The majority decision focused almost exclusively on New Jersey’s myopic arguments invoking the “anti-commandeering” principle of a 1992 case New York v. United States, while ignoring the obvious interstate impacts and the well-established Commerce Clause empowering congressional action on interstate sports.

While appearing innocuous to the uninitiated, the Murphy case will quickly generate ubiquitous and unregulated “Wild West” sports gambling. It is academically well-documented that this type of gambling is poised to explode with local and strategic economic impacts negatively affecting the U.S. economy.

While unlikely, immediate congressional actions regulating the practical impacts of the Murphy case are necessary.

While the Supreme Court cited the U.S. Gambling Commission’s 1999 Final Report, the court missed the Final Report’s numerous recommendations against gambling in cyberspace — particularly sports gambling.

Sports gambling in real time on cell phones and computers was highlighted as an example of the “crack cocaine” for hooking college students, teens and kids into addicted gambling.
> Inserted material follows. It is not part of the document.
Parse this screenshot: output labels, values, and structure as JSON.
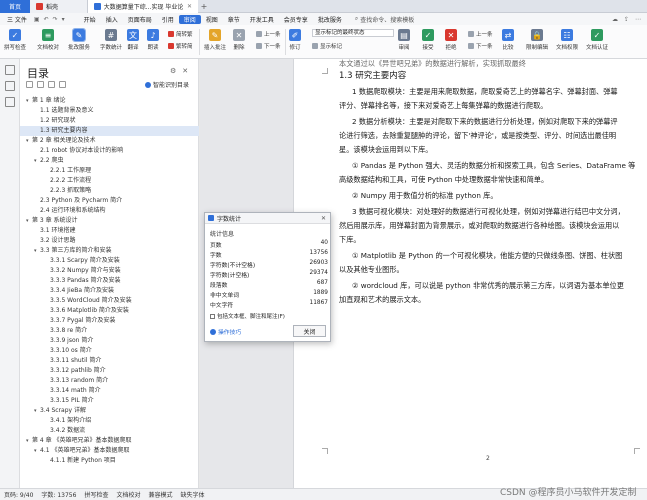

The Supreme Court also missed a wide spectrum of negative economic and financial issues associated with widespread sports gambling.

The complete editorial can be read HEREAdditionally, its important to understand this move might be the single greatest expansion of gambling seen by a single court case. The ramification of such explosive legalized gambling cant be overstated. A Press Release by the National Council on Problem Gambling explains their position: 

“Today’s ruling by the Supreme Court is the largest potential expansion of gambling in our nation’s history now that an additional 49 states have the opportunity to legalize sports betting. NCPG believes the expansion of legalized sports gambling in the United States will likely increase gambling participation and gambling problems unless steps are taken to minimize harm,” says Marlene Warner, President of the NCPG Board of Directors.

NCPG’s wide-ranging and deep experience in these fields since 1972 allows the organization to provide a clear-eyed perspective on both the benefits and pitfalls of legalized gambling, and to find a middle way that addresses concerns on all sides. Revenues from legalized sports betting must be viewed in the context of social costs. Research has shown that current gambling activity generates over $115 billion in overall revenue to local, state and federal government, but also results in $6.5 billion in associated costs, including criminal justice and healthcare costs. These costs are often hidden and difficult to see. Approximately 2% of adults experience gambling problems, or approximately 5 million people. These social and economic impacts must not be ignored.